Após meses de intensas tratativas nos bastidores do mercado financeiro, a Amil decidiu interromper em definitivo as negociações com as gestoras de private equity Bain Capital e Advent International. A decisão de encerrar as conversas sem qualquer alteração na estrutura societária foi comunicada oficialmente aos colaboradores da operadora de saúde nesta quinta-feira (10 de setembro de 2026), por meio de uma nota do Conselho de Administração.

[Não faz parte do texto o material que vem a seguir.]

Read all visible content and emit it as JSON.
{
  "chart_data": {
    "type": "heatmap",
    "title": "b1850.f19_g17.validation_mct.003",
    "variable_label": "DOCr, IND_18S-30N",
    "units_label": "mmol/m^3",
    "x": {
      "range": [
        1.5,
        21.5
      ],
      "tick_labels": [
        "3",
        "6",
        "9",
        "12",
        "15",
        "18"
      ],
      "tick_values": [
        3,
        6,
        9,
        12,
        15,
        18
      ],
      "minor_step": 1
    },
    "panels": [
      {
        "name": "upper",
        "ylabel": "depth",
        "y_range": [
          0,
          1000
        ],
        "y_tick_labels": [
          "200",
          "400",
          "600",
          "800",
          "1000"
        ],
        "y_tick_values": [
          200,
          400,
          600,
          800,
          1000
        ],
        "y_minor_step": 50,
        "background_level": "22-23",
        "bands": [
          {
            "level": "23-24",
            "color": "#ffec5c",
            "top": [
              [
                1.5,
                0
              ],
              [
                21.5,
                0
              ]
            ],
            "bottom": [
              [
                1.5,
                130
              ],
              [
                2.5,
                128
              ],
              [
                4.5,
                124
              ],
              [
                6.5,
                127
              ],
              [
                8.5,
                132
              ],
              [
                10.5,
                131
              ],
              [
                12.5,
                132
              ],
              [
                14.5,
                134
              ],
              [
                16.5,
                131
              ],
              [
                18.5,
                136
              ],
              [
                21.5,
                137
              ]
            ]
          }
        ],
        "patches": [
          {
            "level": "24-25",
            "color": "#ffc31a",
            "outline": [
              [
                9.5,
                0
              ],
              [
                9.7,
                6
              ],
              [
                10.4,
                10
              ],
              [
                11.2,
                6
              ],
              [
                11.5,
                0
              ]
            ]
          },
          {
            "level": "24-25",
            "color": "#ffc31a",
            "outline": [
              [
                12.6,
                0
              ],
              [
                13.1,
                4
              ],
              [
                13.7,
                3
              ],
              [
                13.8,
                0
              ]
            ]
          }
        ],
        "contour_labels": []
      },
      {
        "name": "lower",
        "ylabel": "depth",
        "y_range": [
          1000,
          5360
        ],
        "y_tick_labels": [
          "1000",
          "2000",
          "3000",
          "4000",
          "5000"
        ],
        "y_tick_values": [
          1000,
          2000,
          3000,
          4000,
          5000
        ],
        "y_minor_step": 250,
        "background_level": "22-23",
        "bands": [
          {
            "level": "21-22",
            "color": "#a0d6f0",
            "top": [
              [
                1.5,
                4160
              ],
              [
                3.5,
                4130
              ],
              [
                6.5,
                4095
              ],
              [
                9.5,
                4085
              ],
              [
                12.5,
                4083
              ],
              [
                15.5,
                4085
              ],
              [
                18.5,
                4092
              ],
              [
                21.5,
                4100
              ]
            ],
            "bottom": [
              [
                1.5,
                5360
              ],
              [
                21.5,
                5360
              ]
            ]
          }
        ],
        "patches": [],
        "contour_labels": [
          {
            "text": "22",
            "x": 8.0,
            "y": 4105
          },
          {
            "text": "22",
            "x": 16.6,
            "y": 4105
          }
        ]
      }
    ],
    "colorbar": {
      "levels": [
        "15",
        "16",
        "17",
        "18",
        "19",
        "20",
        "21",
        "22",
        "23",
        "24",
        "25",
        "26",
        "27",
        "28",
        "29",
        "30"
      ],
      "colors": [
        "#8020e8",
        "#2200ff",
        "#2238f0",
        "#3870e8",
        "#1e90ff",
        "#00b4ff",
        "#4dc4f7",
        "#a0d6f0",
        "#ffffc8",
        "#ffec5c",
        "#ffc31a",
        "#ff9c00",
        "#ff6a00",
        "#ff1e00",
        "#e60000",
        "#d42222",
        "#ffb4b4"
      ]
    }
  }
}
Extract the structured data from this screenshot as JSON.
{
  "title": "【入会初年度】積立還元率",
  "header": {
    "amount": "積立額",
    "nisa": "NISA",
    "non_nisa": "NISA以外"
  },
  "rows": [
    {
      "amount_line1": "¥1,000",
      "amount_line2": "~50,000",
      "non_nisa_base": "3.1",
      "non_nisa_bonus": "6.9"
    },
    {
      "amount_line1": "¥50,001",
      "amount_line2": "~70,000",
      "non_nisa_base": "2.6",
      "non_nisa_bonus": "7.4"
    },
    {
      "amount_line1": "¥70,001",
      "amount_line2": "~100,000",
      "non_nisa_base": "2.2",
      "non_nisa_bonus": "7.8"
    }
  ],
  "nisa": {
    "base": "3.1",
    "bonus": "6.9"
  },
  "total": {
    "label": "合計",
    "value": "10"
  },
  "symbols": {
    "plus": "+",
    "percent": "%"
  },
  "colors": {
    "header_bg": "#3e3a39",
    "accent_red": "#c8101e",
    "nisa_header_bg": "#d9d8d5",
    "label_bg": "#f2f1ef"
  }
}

Impasse no controle e no preço do negócio
O principal obstáculo para a concretização do acordo residiu nas visões conflitantes sobre a governança e o comando futuro da operadora. O empresário José Seripieri Filho, controlador da Amil, buscava captar recursos para um novo ciclo de expansão, porém fazendo questão de manter uma posição central nas decisões estratégicas da companhia. Em contrapartida, os fundos internacionais demonstraram interesse em adquirir o controle total (100%), rejeitando modelos que mantivessem o atual controlador como sócio relevante.
Além do nó na governança, a avaliação financeira do ativo impôs entraves consideráveis às rodadas de conversa. As estimativas da Amil orbitavam na casa dos R$ 17 bilhões, enquanto as propostas de mercado oscilaram entre R$ 15 bilhões e R$ 16 bilhões. O impasse aprofundou-se diante de discordâncias em relação à cobertura de passivos e garantias financeiras exigidas pelos compradores.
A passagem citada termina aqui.